24 thoughts on “T'is the season… FOR NOUN”

  1. Jack Frost has been secretly arming the abominable snowmen with Santa’s armory, then lies ten ways to Sunday when the whole thing is laid out for the world to see.

    1. Jack Fros talways gets the shaft. First, he’s a villain. Then, he’s played by Martin Short in a Tim Allen abortion…

      Now, Old King Cole, that merry old soul, needs some nouning…

  2. Then I have a request, but for the Sword of Exodus: I think Michael Moore needs to by punched in every Dead Six sequel…

  3. As someone who’s been reading you since you were writing fan fiction on THR, can I just say that this was my favorite part of out of all the Christmas (noun) stories?

    “So… you’re trying to be like Spiderman? Where he just got dumber and whinier every movie?”
    “Oh, hell no. If I ever get all emo like that, please just put a bullet in me.”

    Not only did it make me laugh out loud at work (bad juju), but it also perfectly summed up my feelings on the Spiderman movies.

    1. sorry for the OffTopic-ness, but I just realized that Dead Six is the…what? Sequel(?) to the original story you did with Nightcrawler?

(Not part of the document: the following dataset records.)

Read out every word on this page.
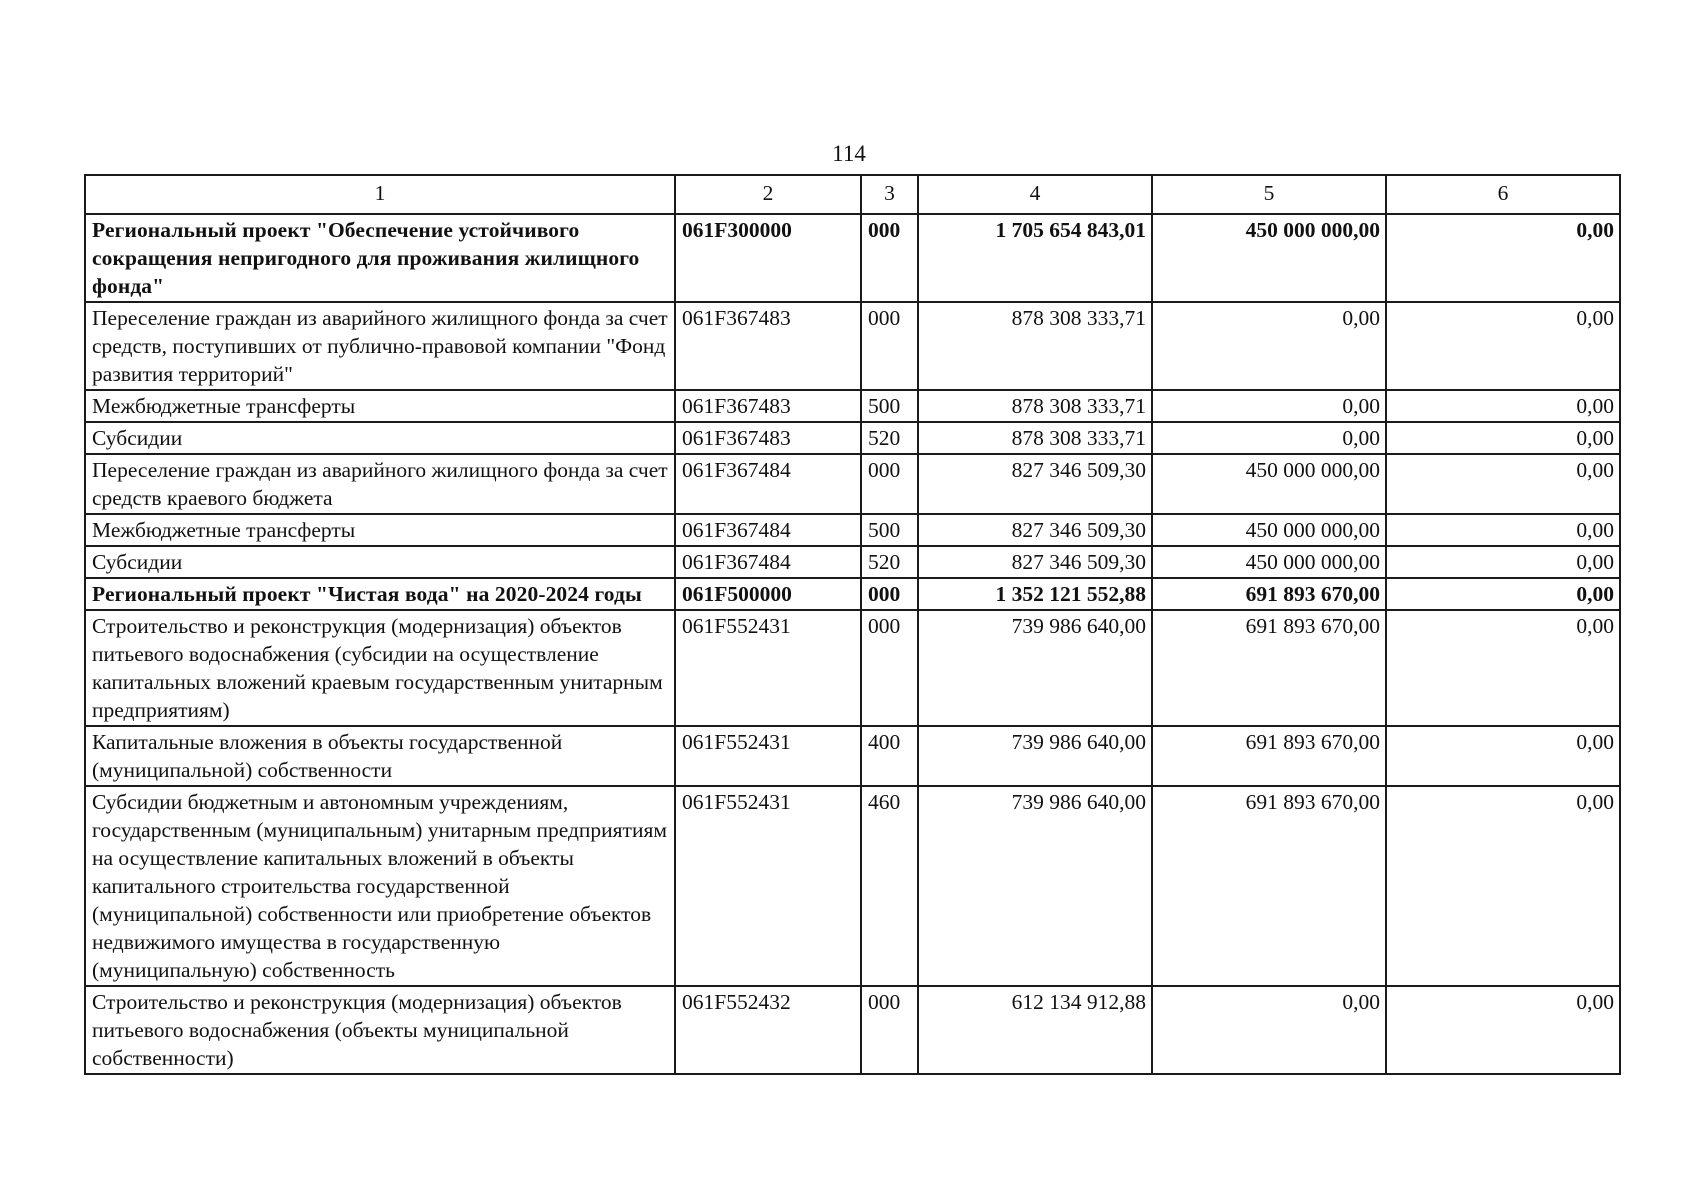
114
1	2	3	4	5	6
Региональный проект "Обеспечение устойчивого сокращения непригодного для проживания жилищного фонда"	061F300000	000	1 705 654 843,01	450 000 000,00	0,00
Переселение граждан из аварийного жилищного фонда за счет средств, поступивших от публично-правовой компании "Фонд развития территорий"	061F367483	000	878 308 333,71	0,00	0,00
Межбюджетные трансферты	061F367483	500	878 308 333,71	0,00	0,00
Субсидии	061F367483	520	878 308 333,71	0,00	0,00
Переселение граждан из аварийного жилищного фонда за счет средств краевого бюджета	061F367484	000	827 346 509,30	450 000 000,00	0,00
Межбюджетные трансферты	061F367484	500	827 346 509,30	450 000 000,00	0,00
Субсидии	061F367484	520	827 346 509,30	450 000 000,00	0,00
Региональный проект "Чистая вода" на 2020-2024 годы	061F500000	000	1 352 121 552,88	691 893 670,00	0,00
Строительство и реконструкция (модернизация) объектов питьевого водоснабжения (субсидии на осуществление капитальных вложений краевым государственным унитарным предприятиям)	061F552431	000	739 986 640,00	691 893 670,00	0,00
Капитальные вложения в объекты государственной (муниципальной) собственности	061F552431	400	739 986 640,00	691 893 670,00	0,00
Субсидии бюджетным и автономным учреждениям, государственным (муниципальным) унитарным предприятиям на осуществление капитальных вложений в объекты капитального строительства государственной (муниципальной) собственности или приобретение объектов недвижимого имущества в государственную (муниципальную) собственность	061F552431	460	739 986 640,00	691 893 670,00	0,00
Строительство и реконструкция (модернизация) объектов питьевого водоснабжения (объекты муниципальной собственности)	061F552432	000	612 134 912,88	0,00	0,00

Only specifics I remember was that hilarious moment where the 10 round california mags make them pause in a gun fight.

      Sorry. Just looked up Dead Six and realized it was connected.

  4. Faster, slave! (Whip sound effect) More Michael Moore-face-punching, Jake Sullivan bone-crunching super-powered goodness! That said, yes, for goodness sake, I’ll check out the next Christmas Noun story!

  5. Something about replacing the reindeer with drones comes to mind.

    Perhaps the Spirit of Kwanza demands equal representation on the Holiday Council?

    Our Glorious Leader PBHO decides to put a 95% tax on Santa? (Surely to afford all those toys he must be in the 1%.) His attempts to enforce the tax might be amusing – IRS agents being dropped off by ice-pentrating submarines…

  6. You know, I see either two Hollywood formula that work here: first, Tim Jr. is captured/killed by the forces of the Michael Moore – Obama vampiric army and Tim must use the power of the Christmas Noun to rescue/avenge him. The other option is the staple of all series that have gone on too long: a prequel! Follow Tim’s grandfather in his prime as he battles the armies of the anti-capitalistic hippie stoner zombies of the 70’s.

  7. christmas noun: santas slay takes a dive off the fiscal cliff. its brutal. its gory. theres wrapping paper everywhere

  8. After killing off the joy Twinkies brought to the masses the Big Union Boss (who is in no way in the 1% despite how much extortion money he takes from his union members so they can make a paycheck) decides the only way to regain his slipping power (despite buying 2 presidential elections) in the rust belt is to capture the Christmas Noun and use it’s power to ….

    Tim has to battle past minions (with head mounted lasers) and a dinosaur (who accidentally ends up with a laser that scares it as much as it does everyone else in the room) to recapture the Noun, and possibly rescue Sally or her hotter younger sister.

    and then it is revealed the B.U.B. is actually (leaning Soros, but could be frosty again)…

    Just fill in the blanks (it practically writes itself over this framework) and find a way to thank me later.